In this paper, a novel multi objective genetic algorithm based approach is proposed for effective intrusion detection. The proposed approach is capable of producing a pool of non inferior individual solutions and ensemble solutions thereof which exhibit classification trade-offs for the user. By using certain heuristics or prior domain knowledge, a user can select an ideal solution as per application specific requirements. The proposed approach attempts to tackle the issues of low DR, high FPR and lack of classification trade-offs in the field of ID. The proposed approach consists of encoding of chromosomes that provides optimized values of weights of MLPs. AMGA2 is employed to build multi objective optimization model that generates individual solutions and ensemble solutions thereof with simultaneous consideration of detection rate of each attack class in the dataset. A three phased multi-objective genetic algorithm based approach can rapidly generate numerous individual solutions and ensemble solutions thereof with simple chromosome design in first phase of the proposed approach. The entire solutions are further refined to obtain ensemble solutions in second phase of the approach. The predictions of individual solutions are fused together to compute final prediction of the ensemble using majority voting method in phase 3 of proposed approach.

Benchmark datasets namely KDD cup 1999 and ISCX 2012 dataset for intrusion detection are used to demonstrate and validate the performance of the proposed approach based on MLP as a base classifier. The proposed approach can discover an optimized set of individual MLPs and ensemble of MLPs thereof with good support and detection rate from benchmark datasets (in comparison with well-known ensemble methods like bagging and boosting). The optimized set of MLPs and ensemble of MLPs exhibit the classification tradeoffs for the users. The user may select an ideal solution as per application specific requirements. Using MLP as a base classifier, the proposed approach is able to enhance DR by 28 % , reduce FPR by 51 % approximately over the results of MLP trained using back propagation method and its ensemble using boosting technique based on KDD cup 1999 dataset. However, an improvement of results is noticed upto 30 % in DR and 84 % in FPR approximately over bagging based ensemble of MLP for KDD cup 1999 dataset. For ISCX 2012 dataset, the results of the proposed technique are improved upto 7 % in DR and 96 % in FPR approximately over MLP and its ensemble using bagging technique. Higher values of CID for the proposed approach proved the superiority over the existing individual techniques and their ensembles using bagging and boosting.

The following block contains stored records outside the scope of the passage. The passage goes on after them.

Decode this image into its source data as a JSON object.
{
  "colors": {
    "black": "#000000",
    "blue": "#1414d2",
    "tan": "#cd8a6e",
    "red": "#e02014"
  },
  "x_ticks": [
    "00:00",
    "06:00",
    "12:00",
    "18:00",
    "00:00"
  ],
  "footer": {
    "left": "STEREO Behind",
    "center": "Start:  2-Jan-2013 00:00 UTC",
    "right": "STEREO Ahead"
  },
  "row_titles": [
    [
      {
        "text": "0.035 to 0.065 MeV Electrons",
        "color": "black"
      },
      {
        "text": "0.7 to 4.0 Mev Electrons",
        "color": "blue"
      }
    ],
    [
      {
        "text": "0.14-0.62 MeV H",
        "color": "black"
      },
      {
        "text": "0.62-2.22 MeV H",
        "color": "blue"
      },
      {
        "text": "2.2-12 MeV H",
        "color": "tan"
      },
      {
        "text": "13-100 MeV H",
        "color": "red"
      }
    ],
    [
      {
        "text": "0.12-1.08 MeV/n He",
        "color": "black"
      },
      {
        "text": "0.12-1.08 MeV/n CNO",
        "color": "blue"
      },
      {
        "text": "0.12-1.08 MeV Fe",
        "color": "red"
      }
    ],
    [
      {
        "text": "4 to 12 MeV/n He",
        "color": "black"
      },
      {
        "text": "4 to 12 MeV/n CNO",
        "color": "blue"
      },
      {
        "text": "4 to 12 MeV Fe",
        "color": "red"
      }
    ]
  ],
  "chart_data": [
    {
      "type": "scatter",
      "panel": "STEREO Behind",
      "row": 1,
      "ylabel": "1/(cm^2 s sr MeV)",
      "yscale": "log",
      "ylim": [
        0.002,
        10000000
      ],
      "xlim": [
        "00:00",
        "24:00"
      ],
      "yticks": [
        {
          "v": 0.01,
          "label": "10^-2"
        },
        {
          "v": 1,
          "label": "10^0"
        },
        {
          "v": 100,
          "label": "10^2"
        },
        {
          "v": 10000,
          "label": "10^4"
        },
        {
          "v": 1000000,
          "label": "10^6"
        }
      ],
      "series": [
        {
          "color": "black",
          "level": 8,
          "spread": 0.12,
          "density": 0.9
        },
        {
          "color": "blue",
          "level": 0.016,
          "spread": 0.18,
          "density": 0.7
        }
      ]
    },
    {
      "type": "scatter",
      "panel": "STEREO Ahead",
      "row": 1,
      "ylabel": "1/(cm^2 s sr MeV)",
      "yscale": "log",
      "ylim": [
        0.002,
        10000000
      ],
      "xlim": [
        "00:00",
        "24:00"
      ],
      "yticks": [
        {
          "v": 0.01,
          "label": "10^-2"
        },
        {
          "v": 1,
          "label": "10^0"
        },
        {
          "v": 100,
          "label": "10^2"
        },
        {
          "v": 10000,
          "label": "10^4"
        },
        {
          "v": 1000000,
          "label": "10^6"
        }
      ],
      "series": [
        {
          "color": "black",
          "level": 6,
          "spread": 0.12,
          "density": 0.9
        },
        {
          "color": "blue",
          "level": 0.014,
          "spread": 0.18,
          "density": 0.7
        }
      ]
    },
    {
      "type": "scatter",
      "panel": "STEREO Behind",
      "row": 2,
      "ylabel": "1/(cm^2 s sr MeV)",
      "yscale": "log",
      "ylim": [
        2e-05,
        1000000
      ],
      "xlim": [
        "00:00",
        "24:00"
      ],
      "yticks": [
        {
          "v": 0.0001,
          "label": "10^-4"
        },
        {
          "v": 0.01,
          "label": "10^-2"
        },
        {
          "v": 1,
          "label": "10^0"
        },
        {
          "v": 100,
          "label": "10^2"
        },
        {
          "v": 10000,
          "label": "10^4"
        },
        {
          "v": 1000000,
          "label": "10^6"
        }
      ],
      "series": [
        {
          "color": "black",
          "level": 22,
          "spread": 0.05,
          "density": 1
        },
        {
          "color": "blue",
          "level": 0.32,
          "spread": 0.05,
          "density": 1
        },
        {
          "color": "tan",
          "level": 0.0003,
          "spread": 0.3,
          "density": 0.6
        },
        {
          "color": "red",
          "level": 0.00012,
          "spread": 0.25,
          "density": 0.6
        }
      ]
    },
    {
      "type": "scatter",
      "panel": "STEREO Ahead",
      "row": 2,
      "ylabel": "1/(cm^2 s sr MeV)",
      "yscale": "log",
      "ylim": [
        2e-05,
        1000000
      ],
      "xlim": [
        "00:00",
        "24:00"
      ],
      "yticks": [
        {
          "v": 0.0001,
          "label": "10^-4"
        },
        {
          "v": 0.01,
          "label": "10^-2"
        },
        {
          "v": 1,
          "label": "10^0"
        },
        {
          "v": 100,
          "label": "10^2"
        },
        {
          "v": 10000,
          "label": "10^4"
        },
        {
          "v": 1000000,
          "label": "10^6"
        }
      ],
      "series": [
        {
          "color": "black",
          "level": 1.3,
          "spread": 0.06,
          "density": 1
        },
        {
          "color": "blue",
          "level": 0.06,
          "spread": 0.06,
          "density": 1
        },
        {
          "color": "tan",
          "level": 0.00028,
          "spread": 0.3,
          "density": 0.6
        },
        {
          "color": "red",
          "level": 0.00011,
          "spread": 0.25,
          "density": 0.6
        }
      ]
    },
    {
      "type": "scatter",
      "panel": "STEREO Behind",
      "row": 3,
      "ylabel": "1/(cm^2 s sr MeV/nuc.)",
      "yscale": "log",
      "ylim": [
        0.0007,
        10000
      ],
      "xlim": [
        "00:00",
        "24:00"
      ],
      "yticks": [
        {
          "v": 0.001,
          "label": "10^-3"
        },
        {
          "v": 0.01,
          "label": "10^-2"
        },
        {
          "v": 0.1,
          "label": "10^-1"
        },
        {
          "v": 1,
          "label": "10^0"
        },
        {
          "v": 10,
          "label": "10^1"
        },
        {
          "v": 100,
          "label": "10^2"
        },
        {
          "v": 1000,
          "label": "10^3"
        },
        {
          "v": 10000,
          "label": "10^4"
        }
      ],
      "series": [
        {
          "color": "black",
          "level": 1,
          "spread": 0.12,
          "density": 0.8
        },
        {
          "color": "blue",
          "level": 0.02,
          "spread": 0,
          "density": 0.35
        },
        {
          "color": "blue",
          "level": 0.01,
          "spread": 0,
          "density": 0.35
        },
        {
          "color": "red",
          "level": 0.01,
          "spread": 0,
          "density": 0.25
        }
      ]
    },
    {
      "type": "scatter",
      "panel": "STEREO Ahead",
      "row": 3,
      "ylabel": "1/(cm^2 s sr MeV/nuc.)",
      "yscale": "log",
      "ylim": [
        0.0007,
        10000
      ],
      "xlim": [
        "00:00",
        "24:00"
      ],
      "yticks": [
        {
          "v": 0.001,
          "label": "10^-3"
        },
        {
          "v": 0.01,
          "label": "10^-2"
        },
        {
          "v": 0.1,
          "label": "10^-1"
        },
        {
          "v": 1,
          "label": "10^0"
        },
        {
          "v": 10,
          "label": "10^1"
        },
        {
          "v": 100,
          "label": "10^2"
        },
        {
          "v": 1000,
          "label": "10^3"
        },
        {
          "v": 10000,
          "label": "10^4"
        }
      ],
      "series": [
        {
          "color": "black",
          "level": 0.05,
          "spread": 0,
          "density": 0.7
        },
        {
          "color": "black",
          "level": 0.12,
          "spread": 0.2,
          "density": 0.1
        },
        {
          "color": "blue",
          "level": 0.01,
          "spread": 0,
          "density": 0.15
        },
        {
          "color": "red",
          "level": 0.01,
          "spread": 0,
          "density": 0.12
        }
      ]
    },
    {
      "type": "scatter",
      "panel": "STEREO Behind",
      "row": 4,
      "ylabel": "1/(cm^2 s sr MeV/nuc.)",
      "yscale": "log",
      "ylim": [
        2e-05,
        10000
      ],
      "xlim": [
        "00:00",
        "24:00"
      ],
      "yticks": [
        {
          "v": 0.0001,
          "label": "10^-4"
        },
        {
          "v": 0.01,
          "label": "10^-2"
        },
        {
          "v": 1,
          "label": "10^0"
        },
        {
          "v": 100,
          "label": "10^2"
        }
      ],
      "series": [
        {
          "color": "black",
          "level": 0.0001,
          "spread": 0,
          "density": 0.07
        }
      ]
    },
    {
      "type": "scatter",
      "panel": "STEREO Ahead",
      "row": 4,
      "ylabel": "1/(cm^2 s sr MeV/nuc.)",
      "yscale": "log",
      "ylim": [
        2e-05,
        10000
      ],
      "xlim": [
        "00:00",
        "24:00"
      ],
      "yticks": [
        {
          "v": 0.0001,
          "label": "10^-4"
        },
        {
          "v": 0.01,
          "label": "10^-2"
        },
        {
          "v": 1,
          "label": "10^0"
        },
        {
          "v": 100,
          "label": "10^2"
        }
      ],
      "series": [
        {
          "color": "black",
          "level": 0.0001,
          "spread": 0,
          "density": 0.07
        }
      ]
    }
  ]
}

The major issue in the proposed approach is that it takes long time to compute fitness functions in various generations. It may be overcome by computing the function values in parallel. Here, we computed the results by limiting the population size and number of generations of MOGA. More experiments may be conducted by using different values of these parameters. The proposed approach is validated using small subsets of benchmark datasets only, whereas its applicability can be tested by conducting more experiments with real network traffic in the field of ID. The proposed approach utilized static method for selecting an appropriate ensemble solution whereas dynamic selection method may lead to more fruitful results.